I am always impressed by writing that successfully articulates the life of the mind – that feel psychologically real. I love reading a passage that manages to describe an idea, mood or emotion in such a way that I go: ‘Yes, I know exactly what that is but had never been able to capture it in words before.”
I Capture the Castle does that. Sure, plenty of things happen in the novel, but the book is distinguished not by plot alone, but by its understanding of people. We are complicated packets of changing motivations and contradictions and Dodie Smith conveys this through the clever voice of Cassandra Mortmain.
Cassandra is a thoroughly likable narrator, clear-eyed but conscious that she has much to learn about life. The rest of the characters are engaging as well, as seen through the prism of her viewpoint.

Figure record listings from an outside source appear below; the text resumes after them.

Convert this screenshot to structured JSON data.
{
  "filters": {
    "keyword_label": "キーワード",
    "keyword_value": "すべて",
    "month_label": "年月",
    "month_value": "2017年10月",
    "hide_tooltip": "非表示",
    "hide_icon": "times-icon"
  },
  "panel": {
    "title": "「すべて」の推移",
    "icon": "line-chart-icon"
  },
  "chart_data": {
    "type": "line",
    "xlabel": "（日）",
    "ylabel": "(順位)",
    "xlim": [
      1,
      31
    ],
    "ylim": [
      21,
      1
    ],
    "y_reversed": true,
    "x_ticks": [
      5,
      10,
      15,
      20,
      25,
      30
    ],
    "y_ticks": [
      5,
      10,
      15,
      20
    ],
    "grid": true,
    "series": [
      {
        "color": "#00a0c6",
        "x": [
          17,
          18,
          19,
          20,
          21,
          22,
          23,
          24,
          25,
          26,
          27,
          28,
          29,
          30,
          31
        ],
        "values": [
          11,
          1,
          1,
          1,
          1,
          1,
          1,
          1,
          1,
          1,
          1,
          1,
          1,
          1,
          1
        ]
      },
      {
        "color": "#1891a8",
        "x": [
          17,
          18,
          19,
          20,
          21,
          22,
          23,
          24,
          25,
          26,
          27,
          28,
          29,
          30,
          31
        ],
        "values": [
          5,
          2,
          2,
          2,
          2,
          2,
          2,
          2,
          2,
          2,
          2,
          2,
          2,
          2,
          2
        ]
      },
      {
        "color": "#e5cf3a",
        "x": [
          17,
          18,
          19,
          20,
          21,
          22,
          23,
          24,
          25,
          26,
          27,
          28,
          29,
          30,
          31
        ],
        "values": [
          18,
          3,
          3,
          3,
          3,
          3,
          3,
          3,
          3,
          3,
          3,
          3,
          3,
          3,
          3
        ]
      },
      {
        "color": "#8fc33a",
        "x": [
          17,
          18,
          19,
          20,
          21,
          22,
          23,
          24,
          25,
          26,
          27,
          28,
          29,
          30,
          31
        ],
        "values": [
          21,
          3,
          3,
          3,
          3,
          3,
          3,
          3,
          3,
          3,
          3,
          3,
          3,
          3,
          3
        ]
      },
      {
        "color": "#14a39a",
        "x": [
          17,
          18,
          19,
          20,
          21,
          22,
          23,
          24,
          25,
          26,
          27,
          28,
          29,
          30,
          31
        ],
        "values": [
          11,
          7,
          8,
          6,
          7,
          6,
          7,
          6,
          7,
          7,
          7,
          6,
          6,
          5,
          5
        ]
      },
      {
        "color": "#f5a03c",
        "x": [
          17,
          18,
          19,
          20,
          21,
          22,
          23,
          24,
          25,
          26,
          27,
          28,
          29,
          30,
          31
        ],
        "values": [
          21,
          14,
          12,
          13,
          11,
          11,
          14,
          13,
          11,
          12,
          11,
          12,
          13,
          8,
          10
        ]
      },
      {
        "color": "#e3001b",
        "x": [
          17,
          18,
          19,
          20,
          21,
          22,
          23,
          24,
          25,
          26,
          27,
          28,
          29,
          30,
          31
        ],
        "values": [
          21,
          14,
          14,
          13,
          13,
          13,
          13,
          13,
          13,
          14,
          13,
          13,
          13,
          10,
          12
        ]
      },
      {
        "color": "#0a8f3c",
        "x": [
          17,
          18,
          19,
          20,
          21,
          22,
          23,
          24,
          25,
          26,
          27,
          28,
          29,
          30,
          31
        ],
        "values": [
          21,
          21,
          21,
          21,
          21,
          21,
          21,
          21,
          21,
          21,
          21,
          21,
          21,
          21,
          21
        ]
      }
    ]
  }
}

Most passages of the book would do for an excerpt, but I’ll pick one that demonstrates Cassandra’s (and Dodie Smith’s) wry humor. Simon, one of the two brothers, has fallen for Cassandra’s beautiful sister Rose and is talking to Cassandra about it:
He went on to talk of her for quite a quarter of a mile . . . Everything Rose does is original, apparently, even the way she dances, inventing little steps of her own. And she is so intelligent – he kindly said I was, too, but Rose is a wit (a fact not as yet disclosed to her family).
I had to laugh at Cassandra’s parenthetical comment. I can imagine her surreptitious raising of eyebrows at hearing this particular praise of her sister, who is vivacious but not particularly witty.
I Capture the Castle is definitely one that I will purchase down the road. All those who spoke to me of this book did so with great affection and I will now join their ranks.